Pansa, la verità e la storia: quando presentai “Il sangue dei vinti”

per Gian Franco Ferraris
Autore originale del testo: Gian Franco Ferraris

di Gian Franco Ferraris, 13 gennaio 2020

Ho conosciuto Giampaolo Pansa, quando presentai “Il sangue dei vinti” in occasione della sua vittoria al premio Acqui Storia nel 2003, libro  baciato da un successo editoriale enorme, che suscitò al contempo proteste e accuse da parte della stampa e degli storici della ‘sua’ sinistra, che da quel momento considerarono Pansa un traditore, un riabilitatore del fascismo, un giornalista che avrebbe scritto un libro per infangare la pagina luminosa della Resistenza.

In realtà avevo conosciuto Pansa molti anni prima a cavallo degli anni ’70 e ’80, quando scrissi la mia tesi di laurea sul dopoguerra nell’acquese e in provincia di Alessandria e mi imbattevo continuamente nella sua tesi di laurea (relatore il partigiano Guido Quazza) di venti anni prima che venne pubblicata da Laterza nel 1967 col titolo “Guerra partigiana tra Genova e il Po”. Uno dei libri più veri, dettagliati e approfonditi scritti sulla Resistenza. Questo libro era a quel tempo (fine anni ’70) esaurito e mi ritrovai a leggerlo, a fatica in parte a fotocopiarlo e in parte a trascriverlo a mano. Era un libro che mi ossessionava perchè tutte le volte che incontravo testimoni di quei tempi (reticenti o contraddittori su molti episodi), mi domandavo come Pansa fosse riuscito a fare una ricostruzione dei fatti così attenta alla verità storica.

Probabilmente per questo motivo, Piero della libreria delle Terme mi chiese di presentare con l’autore “il sangue dei vinti” in occasione del premio assegnatogli. Lessi il libro nelle notti precedenti l’incontro e fu come ricevere un pugno nello stomaco, mi tormentavo nel tentativo di capire i motivi che avevano spinto Pansa a scrivere questa storia: le uccisioni sommarie dei fascisti anche dopo il 25 aprile, a Liberazione avvenuta. Io stesso nella mia tesi lessi gli atti di molti processi del dopoguerra avvenuti nei confronti di partigiani che avevano ucciso fascisti e a volte rimasi impressionato da tanti episodi di violenza, ma avevo ben presente un commovente testo di Cesare Pavese sulla guerra civile nel libro “La casa in collina” di cui in calce riporto un brano (1) e ritenevo, come penso ancora oggi, che aveva ragione Norberto Bobbio, “non si può confondere chi lottava dalla parte giusta e chi dalla parte sbagliata.
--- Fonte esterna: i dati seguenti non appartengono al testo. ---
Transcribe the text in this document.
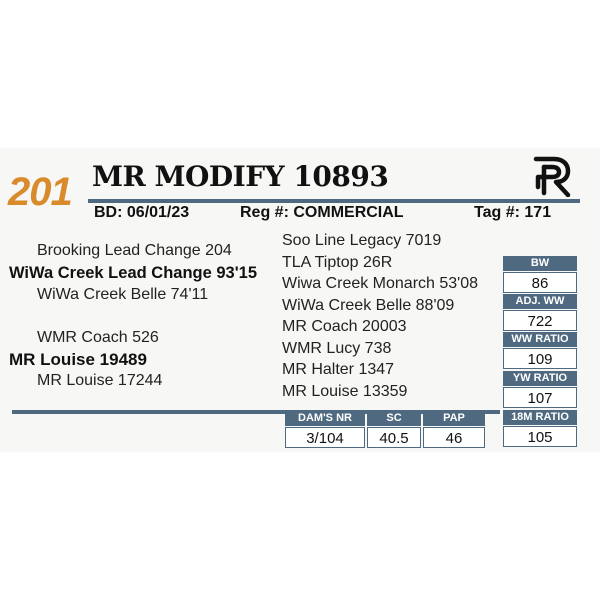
201 MR MODIFY 10893
BD: 06/01/23	Reg #: COMMERCIAL	Tag #: 171
Brooking Lead Change 204
WiWa Creek Lead Change 93'15
WiWa Creek Belle 74'11
WMR Coach 526
MR Louise 19489
MR Louise 17244
Soo Line Legacy 7019
TLA Tiptop 26R
Wiwa Creek Monarch 53'08
WiWa Creek Belle 88'09
MR Coach 20003
WMR Lucy 738
MR Halter 1347
MR Louise 13359
BW
86
ADJ. WW
722
WW RATIO
109
YW RATIO
107
18M RATIO
105
DAM'S NR
3/104
SC
40.5
PAP
46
Solo così si arriva a una memoria condivisa. “

Con questo stato d’animo mi presentai all’incontro, il pubblico era numerosissimo, si  sommava quello di orientamento neofascista a quelli che tradizionalmente costituivano il pubblico abituato ai libri di Giampaolo Pansa che a quel tempo era famosissimo perchè per anni era stato vice-direttore di Repubblica e per i libri di successo contro la scalata di Berlusconi alla Mondadori e al potere politico.

La mia introduzione fu lunghissima, minuziosamente avevo annotato parti in cui mi pareva che Pansa si fosse accanito, come quelle del «triangolo della morte» nel cuore dell’Emilia. Vidi un amico d’infanzia di sinistra Didi Olivieri che mi fece segno di tagliare, un gruppetto di destra iniziò a contestarmi e io risposi che avrebbero fatto meglio a ricordare i rastrellamenti alla Comunità ebraica di Acqui e di Casale Monferrato (Pansa era nato a Casale, sua madre era sarta e io sono di antica famiglia contadina antifascista). Gabriella Nervi oggi mi ha ricordato che a un certo punto con leggera eleganza Pansa mi disse  “posso parlare anch’io?”. Le ho chiesto se è stata una serata cupa, ma Gabriella gentile ha risposto, no – anzi, molto divertente anche perchè Pansa è stato brillante e avvincente. Lo scrittore pubblicamente già quella sera mi ringraziò per la singolare presentazione, ma alcuni anni dopo, mentre ero a un gazebo del Pd, nella campagna elettorale da sindaco di Acqui (che persi), si fece accompagnare da un noto reazionario locale (che si mantenne a distanza di sicurezza) e mi disse che era venuto ad omaggiarmi in memoria del fatto che ero stato l’unico esponente di sinistra che aveva avuto il coraggio di presentare il suo libro. Durante quella campagna elettorale un vecchio amico, Raffaello Salvatore, mi raccontò di alcune frange di sinistra che erano restie a votarmi perchè anni prima avevo presentato “Il sangue dei vinti”.